Abstract

Guest editorial Many column inches are filled with discussion of how companies need to operate in the lower-for-longer market that the upstream oil and gas industry continues to face. Much of what we read is focused around headline words such as “innovation” and “disruption.” I feel these are used too often and inappropriately such that we lose focus around their meaning. However, if asked for one word that I believe encapsulates what the oil and gas industry needs, it would be “transformation.” The oil and gas industry has a history of delivering incredible engineering feats that are impressive in their innovation by any measure in terms of sheer physical or budgetary scale. Whether we look back to the early Gulf of Mexico and North Sea facilities designed to withstand extreme marine environments, the ultradeepwater subsea developments offshore Africa and Brazil, or the mega-projects around floating LNG, the industry has a history of innovation.

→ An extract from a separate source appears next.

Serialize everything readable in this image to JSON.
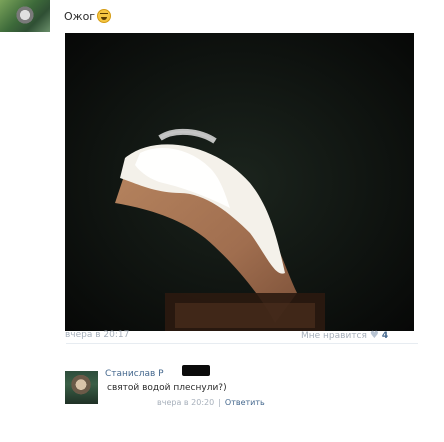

The rise of independent oil companies, redefining markets in certain regions, has been a good example of disruptive practices. What we need to focus on now is how we transform the industry. This word can resonate with all of us working in the industry at every level within an organization; all of us can offer ideas for how we could transform what we do, whether at a company or personal level and with a long-term outlook or on a daily basis. One of the key transformations occurring now is organizations coming together—through mergers, acquisitions, and alliances—to combine products and services from subsurface through subsea and pipelines to topside processing. The move is clearly toward integration of products and services, with companies trying to reduce the costs of interfaces of different aspects of field development and production and reducing the overhead of business operations. While the impact of the downturn cannot be ignored, it is my hope that these changes will offer the opportunity for transformation from an industry that has been heavily project-focused to one that is geared more to delivering standardized products designed to be flexible enough to be modified to cope with the range of projects and operating conditions in which they will deployed. This is a move toward a more efficient engineering industry in the long term.